Trustees Kevin Slack and Ed Finkbeiner voted no, saying they wanted to see more data from Cortlandville’s recently approved program before allowing it in Homer.
In Cortlandville and Homer, the program will allow a mobile resource vehicle from the Southern Tier AIDS Program to come to the village so opioid users and others with syringes can dispose of them, get clean needles and also be connected to support services provided by the program, according to the program’s website.
As part of a one-year trial for the program, the village will work with the Southern Tier AIDS Program, Cortland Area Communities that Care, Family Counseling Services of Cortland’s Executive Director Lisa Hoeschele, and Dean O’Gorman, the program director of Healing Hearts Collaborative.
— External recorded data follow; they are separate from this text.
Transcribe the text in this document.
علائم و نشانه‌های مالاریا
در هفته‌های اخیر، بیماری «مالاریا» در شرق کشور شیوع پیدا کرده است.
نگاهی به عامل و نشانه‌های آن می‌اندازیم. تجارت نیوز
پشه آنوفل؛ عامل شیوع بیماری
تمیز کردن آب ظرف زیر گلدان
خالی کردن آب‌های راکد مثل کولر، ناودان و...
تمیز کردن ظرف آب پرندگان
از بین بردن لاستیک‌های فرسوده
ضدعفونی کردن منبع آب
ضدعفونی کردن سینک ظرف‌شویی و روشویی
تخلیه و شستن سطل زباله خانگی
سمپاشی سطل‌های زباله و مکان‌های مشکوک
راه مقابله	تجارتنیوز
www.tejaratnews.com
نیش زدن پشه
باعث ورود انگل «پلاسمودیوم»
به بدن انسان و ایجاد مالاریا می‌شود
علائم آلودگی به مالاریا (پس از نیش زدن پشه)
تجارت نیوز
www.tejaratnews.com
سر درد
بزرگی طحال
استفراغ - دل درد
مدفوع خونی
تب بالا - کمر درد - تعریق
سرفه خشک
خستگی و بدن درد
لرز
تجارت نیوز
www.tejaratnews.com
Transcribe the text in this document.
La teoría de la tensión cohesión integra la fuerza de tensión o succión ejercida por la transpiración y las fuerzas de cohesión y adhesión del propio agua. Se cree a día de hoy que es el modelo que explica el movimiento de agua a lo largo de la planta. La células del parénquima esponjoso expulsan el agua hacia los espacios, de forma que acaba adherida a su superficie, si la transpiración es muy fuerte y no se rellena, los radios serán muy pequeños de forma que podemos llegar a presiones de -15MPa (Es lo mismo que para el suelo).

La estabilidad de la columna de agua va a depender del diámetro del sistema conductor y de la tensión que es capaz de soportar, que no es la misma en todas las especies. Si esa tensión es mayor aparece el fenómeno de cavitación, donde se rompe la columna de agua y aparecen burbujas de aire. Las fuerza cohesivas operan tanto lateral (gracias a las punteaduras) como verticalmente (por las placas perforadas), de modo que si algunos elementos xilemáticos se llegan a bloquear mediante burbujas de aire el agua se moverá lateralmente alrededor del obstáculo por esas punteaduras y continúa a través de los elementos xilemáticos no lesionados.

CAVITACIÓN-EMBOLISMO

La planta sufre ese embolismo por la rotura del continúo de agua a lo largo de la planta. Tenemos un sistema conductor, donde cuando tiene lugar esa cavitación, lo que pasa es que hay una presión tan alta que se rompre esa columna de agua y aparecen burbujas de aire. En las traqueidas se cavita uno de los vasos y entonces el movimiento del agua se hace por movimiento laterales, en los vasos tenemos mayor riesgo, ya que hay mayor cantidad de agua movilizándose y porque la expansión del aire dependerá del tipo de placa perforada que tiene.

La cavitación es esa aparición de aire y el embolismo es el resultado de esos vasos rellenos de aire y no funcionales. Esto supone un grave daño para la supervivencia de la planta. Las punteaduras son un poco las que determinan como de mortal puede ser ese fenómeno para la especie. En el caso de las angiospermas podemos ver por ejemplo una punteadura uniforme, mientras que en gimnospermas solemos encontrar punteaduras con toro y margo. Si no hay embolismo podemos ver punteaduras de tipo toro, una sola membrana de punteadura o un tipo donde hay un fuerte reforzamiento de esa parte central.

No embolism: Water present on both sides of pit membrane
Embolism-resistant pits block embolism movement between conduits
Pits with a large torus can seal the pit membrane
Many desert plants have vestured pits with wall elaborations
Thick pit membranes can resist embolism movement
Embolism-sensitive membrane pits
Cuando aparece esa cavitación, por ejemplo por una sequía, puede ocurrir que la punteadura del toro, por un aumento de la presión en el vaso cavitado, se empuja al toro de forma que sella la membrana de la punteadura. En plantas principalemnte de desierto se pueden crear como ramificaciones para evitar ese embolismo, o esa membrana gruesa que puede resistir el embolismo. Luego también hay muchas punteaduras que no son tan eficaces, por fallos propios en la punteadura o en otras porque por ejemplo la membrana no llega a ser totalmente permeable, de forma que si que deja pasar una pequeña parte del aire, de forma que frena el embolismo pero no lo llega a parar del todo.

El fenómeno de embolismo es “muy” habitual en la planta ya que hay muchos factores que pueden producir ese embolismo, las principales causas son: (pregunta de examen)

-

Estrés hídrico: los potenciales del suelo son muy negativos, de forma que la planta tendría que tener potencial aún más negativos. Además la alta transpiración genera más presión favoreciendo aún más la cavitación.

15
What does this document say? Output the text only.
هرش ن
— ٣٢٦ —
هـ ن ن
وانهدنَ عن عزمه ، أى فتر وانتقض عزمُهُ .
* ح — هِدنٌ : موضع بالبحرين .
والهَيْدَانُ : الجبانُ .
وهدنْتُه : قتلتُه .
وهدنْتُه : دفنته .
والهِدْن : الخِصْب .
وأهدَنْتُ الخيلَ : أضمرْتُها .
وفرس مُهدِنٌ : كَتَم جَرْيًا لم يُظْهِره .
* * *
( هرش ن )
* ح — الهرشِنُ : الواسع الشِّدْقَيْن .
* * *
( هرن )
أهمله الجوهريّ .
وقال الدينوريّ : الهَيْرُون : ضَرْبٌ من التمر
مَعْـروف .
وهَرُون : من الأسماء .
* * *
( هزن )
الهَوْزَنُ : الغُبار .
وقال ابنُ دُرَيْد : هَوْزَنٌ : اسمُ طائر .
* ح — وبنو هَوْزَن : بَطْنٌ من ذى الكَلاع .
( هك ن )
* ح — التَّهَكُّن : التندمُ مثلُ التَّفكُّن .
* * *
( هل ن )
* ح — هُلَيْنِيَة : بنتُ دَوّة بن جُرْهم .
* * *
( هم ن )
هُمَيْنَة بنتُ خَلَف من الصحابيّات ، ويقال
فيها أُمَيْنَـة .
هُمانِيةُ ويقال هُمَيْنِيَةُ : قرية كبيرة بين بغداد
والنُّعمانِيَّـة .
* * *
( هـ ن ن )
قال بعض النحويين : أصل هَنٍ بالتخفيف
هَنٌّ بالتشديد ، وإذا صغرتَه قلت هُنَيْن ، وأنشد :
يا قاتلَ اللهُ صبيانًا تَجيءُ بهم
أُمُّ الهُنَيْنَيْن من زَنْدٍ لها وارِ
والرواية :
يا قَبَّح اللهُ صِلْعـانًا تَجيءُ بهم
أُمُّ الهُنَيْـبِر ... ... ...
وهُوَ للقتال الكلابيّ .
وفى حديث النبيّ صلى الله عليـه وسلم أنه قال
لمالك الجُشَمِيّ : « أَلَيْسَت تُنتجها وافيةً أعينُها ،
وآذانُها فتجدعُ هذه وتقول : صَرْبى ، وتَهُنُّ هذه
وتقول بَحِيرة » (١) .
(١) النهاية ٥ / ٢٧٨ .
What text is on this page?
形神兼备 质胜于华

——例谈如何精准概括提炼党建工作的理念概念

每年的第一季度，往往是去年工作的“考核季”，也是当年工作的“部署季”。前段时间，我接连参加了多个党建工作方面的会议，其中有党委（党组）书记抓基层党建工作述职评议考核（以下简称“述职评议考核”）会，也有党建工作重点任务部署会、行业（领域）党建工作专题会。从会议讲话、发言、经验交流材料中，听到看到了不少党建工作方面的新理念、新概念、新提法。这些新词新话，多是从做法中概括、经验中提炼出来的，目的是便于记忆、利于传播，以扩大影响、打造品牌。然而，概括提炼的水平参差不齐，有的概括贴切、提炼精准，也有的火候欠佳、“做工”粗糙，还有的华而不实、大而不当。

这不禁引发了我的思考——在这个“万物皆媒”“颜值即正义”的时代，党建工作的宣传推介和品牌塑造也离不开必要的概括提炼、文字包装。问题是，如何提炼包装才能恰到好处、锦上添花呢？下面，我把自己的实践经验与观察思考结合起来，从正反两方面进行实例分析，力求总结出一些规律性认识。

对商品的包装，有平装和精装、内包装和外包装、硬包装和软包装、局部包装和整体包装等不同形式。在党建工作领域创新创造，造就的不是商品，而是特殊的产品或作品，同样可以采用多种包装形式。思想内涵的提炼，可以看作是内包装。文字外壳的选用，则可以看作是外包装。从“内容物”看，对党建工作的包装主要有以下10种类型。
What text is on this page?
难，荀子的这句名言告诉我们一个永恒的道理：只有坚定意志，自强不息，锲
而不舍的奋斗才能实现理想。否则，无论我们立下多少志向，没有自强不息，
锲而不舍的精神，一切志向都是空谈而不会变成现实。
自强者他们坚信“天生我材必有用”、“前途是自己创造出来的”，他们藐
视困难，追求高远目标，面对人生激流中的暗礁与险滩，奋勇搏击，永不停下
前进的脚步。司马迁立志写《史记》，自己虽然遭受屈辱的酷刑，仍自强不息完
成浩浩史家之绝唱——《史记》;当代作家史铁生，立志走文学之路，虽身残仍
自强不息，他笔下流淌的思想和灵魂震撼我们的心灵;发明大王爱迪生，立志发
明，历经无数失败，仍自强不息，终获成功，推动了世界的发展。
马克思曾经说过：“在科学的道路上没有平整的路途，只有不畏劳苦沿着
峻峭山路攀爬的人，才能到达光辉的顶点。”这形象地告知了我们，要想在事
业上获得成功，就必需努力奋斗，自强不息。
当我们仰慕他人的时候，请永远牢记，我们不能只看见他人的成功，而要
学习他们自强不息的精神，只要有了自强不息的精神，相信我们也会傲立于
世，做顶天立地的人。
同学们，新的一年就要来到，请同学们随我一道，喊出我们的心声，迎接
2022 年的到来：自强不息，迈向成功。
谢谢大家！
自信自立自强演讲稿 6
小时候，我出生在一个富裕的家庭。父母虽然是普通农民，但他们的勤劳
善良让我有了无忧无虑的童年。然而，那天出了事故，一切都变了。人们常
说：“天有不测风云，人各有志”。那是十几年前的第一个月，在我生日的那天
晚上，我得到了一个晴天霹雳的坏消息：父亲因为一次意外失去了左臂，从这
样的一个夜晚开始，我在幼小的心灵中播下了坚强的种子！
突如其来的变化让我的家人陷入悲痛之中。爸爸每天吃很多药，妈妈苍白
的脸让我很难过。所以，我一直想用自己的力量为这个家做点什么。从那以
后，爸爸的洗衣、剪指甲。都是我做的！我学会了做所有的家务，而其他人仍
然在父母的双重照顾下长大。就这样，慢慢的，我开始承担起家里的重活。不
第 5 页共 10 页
“This isn’t a Band-Aid, this is actually trying to get ahead of a problem and trying to help save lives,” O’Gorman said at the meeting. “This is something that has been supported by over 30 years of data. The county doesn’t have a program like this, so the towns and villages have to allow the programs.”
The mobile needle-exchange vehicle will set up at the village’s linear park construction site, along Route 11 near the Tioughnioga Riverfront, said Village Clerk Dan Egnor, but the frequency of the vehicle’s visits has yet to be determined.
The data consistently show that needle-exchange programs significantly increase the number of people who seek treatment, Assembly Member Anna Kelles (D-Ithaca) said Tuesday.
“That is really important because we don’t have great effective mechanisms for getting people into treatment, and this provides a vehicle for that,” Kelles said.
Tompkins County’s needle-exchange program has seen a significant number of people entering into treatment, as well as a 104% return rate of needles, Kelles said.
“We can get access to people that are not getting services by other means,” said Matthew Whitman, executive director of Cortland Area Communities that Care. “That’s a really important thing, these are marginalized populations that need as many services as we can provide, and this is just another avenue to do that.”